What It Means To Be Human – Review

Ok I’m not going to mince words here, The City On The Edge Of Forever is far and away the best episode of the entire series and makes a good case for a top 5 of all the Star Trek series. Funny, as it comes just after the worst.

I never get tired of it, and the more Trek that has passed, not to mention all the non-canon stories, this episode has more and more emotional depth every time I watch it. Endlessly re-watchable.

Spock and Kirk’s relationship has to take center stage here as they are pretty much on their own the entire episode. Kirk is on task, trying to find McCoy and restore the future but he is more and more taken with Edith.

Who could blame him? She’s definitely a strong female character, not like what they define as these days. She’s trying to help people and dedicating her life to making things better for those during the depression. Indeed, she helps all three of them and gets run over by a car for her troubles. It’s not at all unbelievable that she would become a big player in national politics later on, though it would mess up where we need to go.

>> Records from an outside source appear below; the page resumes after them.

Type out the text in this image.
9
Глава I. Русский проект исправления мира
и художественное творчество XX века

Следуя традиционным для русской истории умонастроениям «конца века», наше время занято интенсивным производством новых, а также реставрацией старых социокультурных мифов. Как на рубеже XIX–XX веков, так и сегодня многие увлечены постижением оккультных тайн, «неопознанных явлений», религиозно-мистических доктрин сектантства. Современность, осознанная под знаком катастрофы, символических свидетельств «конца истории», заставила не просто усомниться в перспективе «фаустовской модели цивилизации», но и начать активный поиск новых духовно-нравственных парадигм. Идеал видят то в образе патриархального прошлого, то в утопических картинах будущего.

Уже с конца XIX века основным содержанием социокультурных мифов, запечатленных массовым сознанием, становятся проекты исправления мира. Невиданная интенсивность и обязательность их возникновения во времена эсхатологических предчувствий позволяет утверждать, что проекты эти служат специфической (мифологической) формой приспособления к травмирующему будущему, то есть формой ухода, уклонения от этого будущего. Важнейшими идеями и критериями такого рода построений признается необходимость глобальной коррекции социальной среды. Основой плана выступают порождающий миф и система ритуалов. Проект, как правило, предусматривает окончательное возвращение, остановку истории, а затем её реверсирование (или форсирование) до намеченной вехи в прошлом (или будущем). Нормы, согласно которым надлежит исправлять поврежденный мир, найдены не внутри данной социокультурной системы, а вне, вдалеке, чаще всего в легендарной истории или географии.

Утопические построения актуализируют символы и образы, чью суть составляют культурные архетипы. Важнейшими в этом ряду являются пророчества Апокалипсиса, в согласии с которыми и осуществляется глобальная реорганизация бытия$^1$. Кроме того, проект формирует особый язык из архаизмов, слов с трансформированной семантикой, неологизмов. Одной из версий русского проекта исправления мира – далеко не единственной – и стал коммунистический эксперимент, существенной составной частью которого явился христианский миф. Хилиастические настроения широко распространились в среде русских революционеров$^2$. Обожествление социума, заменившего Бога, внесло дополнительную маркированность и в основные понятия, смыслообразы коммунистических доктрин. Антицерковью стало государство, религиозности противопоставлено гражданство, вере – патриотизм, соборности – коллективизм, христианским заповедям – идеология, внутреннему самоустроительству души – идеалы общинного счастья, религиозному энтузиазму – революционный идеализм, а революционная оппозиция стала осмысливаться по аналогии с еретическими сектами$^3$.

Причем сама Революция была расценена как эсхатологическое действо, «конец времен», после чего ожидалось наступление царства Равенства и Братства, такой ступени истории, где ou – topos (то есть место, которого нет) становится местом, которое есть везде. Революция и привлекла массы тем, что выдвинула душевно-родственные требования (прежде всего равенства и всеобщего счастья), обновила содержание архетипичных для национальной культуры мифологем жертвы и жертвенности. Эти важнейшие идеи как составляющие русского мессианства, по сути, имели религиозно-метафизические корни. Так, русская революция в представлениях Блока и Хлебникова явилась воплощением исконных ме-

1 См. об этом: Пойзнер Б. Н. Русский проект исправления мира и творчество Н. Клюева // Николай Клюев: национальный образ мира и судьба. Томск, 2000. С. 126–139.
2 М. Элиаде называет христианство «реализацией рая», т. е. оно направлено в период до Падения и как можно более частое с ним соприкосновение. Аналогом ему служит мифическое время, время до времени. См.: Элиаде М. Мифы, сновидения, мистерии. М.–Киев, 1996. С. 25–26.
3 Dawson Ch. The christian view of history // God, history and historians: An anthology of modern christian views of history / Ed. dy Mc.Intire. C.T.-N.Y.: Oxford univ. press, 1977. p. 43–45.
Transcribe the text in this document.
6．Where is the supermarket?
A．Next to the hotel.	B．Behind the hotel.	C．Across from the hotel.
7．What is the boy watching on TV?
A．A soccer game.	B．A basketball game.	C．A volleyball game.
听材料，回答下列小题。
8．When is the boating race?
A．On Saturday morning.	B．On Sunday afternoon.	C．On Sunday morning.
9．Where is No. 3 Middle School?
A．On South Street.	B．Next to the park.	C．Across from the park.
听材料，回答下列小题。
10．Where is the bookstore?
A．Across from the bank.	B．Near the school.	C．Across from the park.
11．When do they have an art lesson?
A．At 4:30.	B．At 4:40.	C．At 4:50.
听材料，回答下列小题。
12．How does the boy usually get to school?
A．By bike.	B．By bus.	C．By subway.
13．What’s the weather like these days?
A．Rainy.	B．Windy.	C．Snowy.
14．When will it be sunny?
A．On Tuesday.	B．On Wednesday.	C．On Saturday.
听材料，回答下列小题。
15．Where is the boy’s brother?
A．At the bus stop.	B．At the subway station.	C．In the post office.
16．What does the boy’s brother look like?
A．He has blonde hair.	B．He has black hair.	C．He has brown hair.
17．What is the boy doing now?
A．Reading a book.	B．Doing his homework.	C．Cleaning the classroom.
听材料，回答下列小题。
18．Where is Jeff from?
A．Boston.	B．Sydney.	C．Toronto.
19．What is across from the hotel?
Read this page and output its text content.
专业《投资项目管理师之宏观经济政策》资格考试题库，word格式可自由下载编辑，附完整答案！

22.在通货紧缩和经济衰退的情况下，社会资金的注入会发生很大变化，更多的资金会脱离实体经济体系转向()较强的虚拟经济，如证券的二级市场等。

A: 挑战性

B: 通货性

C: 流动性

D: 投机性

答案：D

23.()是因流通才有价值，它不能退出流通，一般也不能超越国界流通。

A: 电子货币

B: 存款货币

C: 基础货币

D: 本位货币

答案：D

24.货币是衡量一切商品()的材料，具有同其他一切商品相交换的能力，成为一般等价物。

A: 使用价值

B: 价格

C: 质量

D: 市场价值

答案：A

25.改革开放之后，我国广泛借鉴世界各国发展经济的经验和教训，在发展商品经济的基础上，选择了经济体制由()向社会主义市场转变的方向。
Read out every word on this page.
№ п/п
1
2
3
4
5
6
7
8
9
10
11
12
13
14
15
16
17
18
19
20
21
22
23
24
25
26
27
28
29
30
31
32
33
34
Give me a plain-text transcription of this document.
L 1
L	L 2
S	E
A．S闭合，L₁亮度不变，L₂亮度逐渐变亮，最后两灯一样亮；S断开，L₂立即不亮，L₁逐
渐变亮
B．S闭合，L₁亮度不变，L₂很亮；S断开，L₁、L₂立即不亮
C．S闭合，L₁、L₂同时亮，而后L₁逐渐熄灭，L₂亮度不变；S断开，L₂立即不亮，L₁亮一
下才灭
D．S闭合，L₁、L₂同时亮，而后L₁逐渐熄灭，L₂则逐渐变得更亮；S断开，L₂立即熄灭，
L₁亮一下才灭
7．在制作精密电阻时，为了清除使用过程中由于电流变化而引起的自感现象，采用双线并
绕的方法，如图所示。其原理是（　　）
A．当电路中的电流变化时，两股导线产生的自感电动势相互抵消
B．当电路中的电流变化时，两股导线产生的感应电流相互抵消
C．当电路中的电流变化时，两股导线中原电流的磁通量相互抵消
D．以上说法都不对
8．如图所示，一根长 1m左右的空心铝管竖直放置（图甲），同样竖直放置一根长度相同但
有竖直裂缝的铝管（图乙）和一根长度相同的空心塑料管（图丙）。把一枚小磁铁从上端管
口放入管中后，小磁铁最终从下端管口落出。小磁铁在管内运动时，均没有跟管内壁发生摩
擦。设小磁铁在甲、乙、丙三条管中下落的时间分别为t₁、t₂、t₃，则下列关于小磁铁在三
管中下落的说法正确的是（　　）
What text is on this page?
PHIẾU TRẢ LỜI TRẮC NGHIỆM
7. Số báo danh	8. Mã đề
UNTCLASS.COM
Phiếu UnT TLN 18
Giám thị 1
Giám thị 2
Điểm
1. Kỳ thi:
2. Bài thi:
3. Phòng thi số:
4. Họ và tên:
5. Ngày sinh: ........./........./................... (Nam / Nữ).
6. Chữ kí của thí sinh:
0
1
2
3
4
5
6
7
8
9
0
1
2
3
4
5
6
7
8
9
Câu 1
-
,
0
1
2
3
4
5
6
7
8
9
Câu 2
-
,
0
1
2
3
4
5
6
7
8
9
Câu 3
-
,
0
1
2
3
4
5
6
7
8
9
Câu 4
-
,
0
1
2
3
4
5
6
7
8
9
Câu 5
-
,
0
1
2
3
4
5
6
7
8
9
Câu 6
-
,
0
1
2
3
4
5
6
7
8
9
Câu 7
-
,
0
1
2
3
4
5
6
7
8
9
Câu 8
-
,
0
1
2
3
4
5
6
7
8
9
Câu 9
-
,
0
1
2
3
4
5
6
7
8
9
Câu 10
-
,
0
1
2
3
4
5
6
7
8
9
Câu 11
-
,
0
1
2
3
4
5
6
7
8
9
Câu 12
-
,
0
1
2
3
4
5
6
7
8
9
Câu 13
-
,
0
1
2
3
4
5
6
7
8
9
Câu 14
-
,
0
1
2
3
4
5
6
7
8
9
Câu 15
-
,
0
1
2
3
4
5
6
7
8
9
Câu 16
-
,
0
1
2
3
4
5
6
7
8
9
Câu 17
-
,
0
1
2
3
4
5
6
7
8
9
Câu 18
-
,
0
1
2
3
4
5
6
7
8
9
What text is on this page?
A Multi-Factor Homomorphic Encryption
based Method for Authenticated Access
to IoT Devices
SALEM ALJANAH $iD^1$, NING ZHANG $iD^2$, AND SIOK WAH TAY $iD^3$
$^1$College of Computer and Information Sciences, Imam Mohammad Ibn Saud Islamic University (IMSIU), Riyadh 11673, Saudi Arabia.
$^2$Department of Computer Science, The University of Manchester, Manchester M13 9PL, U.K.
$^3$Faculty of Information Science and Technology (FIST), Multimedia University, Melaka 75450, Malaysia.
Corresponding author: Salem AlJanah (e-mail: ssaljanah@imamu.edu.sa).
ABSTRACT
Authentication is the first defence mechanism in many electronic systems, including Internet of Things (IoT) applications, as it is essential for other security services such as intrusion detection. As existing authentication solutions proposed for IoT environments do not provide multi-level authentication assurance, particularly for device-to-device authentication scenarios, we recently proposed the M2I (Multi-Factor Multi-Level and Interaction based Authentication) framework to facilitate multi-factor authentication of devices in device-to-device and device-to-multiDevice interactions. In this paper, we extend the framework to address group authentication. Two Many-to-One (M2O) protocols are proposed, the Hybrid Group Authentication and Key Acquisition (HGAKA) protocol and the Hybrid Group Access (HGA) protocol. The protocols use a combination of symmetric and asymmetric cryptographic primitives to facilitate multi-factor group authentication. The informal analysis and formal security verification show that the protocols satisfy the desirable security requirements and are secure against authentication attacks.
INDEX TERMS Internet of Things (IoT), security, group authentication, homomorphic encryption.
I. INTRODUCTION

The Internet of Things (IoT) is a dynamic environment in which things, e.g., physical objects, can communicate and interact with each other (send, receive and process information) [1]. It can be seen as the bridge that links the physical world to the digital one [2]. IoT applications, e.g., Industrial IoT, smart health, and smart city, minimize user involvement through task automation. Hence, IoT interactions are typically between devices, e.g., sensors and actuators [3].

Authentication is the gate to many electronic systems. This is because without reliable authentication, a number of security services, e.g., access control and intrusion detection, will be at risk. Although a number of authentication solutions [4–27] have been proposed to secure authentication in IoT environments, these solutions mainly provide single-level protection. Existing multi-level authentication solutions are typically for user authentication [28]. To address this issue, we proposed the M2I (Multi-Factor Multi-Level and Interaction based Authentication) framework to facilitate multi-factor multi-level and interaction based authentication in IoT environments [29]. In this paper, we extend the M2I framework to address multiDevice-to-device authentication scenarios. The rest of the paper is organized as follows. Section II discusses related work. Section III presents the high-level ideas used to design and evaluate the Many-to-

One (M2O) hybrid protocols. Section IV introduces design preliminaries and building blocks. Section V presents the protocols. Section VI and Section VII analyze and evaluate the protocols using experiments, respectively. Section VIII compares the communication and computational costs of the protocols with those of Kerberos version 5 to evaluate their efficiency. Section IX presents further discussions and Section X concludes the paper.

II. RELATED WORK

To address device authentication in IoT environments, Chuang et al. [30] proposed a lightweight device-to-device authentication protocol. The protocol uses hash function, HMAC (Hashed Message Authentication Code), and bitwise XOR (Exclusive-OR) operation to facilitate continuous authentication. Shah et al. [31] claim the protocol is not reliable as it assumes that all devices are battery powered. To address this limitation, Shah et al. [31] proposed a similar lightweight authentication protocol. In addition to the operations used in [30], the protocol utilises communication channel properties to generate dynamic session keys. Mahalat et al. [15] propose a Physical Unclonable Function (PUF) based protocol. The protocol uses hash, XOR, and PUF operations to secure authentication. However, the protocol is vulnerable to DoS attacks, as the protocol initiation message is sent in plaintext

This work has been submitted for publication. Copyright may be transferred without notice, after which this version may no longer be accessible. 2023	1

But she needs to die and Kirk must stop McCoy from saving her. What’s more tragic, or perhaps hopeful, is that she is correct in-universe. Man does achieve the future she dreams of but she has to sacrifice her life to get there. I suppose in a way, she brought it about after all.

Shatner stopping McCoy and Edith from getting killed is a gut punch. His grief and sadness are understated which makes it all the more powerful. No funny little coda at the end of the episode, he just says “Let’s get the hell out of here.” A line that speaks volumes to his mindset at that moment.

One of the best moments in the episode is Kirk mentioning that a novelist would write a novel that recommended the phrase “Let me help” even over “I love you.” I always thought this was brilliant. It’s a phrase that engenders vision of a hand outstretched. While government intervention, communism is usually with a closed fist, might makes right is how too many feel these days, “Let me help” really fits in nicely with the non-interference policy. The Federation will help IF you let it, it won’t impose. It’s that difference, the idea of helping without imposition is something we should look much harder at. Edith sort of supplements this in her speech telling them that if they can’t get off the booze or laziness, they can pound sand. Help with accountability. Strong stuff.

The little details are also great. Uhura is scanning the gateway when Spock and Kirk jump through, ostensibly to know when to jump through if Kirk and Spock failed. The blotches on McCoy’s face lessen as the drug wears off. And of course McCoy outraged telling Kirk “Do you know what you did?!” to which Spock, with volumes of emotion that he does not show, simply replies, “He knows, Doctor. He knows.”

My only complaint is not with the episode itself but that it was never referenced again. This should be something that really defines Kirk’s character going forward. I would’ve liked to have seen more than just another day at the office as far as future episodes go. Still, that just wasn’t how it was back in the 60’s. I’ll have to settle for a superb episode.

Harlan Ellison wrote this episode and famously hated how it turned out. Ironic as it is clearly the best TOS episode ever. I have read his reasoning and listened to various accounts and my only conclusion is that while he is a brilliant writer, he’s also an asshole. But so was Roddenberry. Tons of accounts on how it was rewritten, even some accounts that Scotty was to be a drug dealer in this episode. It’s unclear how accurate any of it is. Several people are credited unofficially of having a hand in it and it’s hard to know who is correct. Certainly, Ellison got the screen credit but boy is he sore about it.

The final product however speaks for itself. Good sci-fi, romance, a pitch perfect plot, and a tragic ending makes it an incredible episode.